Nicki Pedersen ponownie w PGE IMME im Z. Plecha. Czy po kontuzji wróci jeszcze silniejszy?
21.03.2023 12:22Kontuzja, która dotknęła Pedersena w zeszłym sezonie, odcisnęła na Duńczyku ogromne piętno. Jednak niespełna 46-letni zawodnik nie zamierzał zakończyć kariery i ciężko pracował, aby powrócić. Druga średnia w PGE Ekstralidze, mimo tylko sześciu meczów, to imponujący wynik, pokazujący, że jest wciąż czołowym żużlowcem.
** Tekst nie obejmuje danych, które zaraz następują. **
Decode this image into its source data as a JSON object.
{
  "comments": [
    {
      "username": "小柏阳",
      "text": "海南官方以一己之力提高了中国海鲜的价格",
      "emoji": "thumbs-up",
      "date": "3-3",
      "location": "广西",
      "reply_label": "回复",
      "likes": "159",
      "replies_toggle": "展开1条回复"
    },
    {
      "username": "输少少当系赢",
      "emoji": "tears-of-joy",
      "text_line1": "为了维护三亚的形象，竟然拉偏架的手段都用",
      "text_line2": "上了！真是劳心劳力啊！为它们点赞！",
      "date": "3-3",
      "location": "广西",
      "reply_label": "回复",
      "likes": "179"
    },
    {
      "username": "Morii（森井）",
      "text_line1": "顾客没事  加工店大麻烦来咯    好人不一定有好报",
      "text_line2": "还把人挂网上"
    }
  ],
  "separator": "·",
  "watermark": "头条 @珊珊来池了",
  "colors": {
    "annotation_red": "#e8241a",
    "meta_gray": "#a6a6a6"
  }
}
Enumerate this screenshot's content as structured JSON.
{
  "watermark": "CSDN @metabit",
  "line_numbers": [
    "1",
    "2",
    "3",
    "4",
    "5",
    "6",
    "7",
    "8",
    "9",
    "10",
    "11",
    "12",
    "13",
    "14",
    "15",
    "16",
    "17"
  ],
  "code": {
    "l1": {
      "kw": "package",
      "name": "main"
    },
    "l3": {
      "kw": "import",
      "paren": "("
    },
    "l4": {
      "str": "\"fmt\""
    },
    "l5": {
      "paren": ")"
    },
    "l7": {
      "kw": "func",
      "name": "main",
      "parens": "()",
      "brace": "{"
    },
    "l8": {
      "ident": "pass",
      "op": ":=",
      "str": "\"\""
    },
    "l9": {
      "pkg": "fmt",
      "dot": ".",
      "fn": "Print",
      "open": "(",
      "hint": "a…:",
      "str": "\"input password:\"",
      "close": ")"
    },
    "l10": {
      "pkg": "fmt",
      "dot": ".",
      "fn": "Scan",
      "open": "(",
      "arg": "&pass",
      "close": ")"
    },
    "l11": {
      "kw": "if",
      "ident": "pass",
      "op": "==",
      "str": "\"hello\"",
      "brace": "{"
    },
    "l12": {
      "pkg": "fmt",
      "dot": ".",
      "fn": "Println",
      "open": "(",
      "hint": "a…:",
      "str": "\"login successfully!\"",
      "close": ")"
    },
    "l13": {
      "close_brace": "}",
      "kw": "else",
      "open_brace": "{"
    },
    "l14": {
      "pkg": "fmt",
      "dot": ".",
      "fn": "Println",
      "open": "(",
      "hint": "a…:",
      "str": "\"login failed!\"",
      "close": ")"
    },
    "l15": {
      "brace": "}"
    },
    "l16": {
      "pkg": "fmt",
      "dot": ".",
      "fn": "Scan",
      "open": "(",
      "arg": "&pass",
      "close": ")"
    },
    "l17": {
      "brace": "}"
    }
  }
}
Po ciężkiej kontuzji z ubiegłego sezonu na tor powraca Nicki Pedersen. Będzie miał szansę sprawdzić swoją kondycję podczas zawodów PGE IMME im. Zenona Plecha. Czy poradzi sobie równie dobrze co w 2018 roku? Będzie to niemałe wyzwanie, ponieważ to właśnie wtedy Pedersen wywalczył najlepszy wynik w historii swoich występów w zawodach tej rangi. Stanął wówczas na najniższym stopniu, podium zdobywając 13 punktów.
Ponadto w sezonach 2021 i 2022 (na toruńskiej Motoarenie), dwukrotnie meldował się w biegu finałowym i kończył zawody na czwartym miejscu. Wobec tego poprzeczka zawieszona jest bardzo wysoko.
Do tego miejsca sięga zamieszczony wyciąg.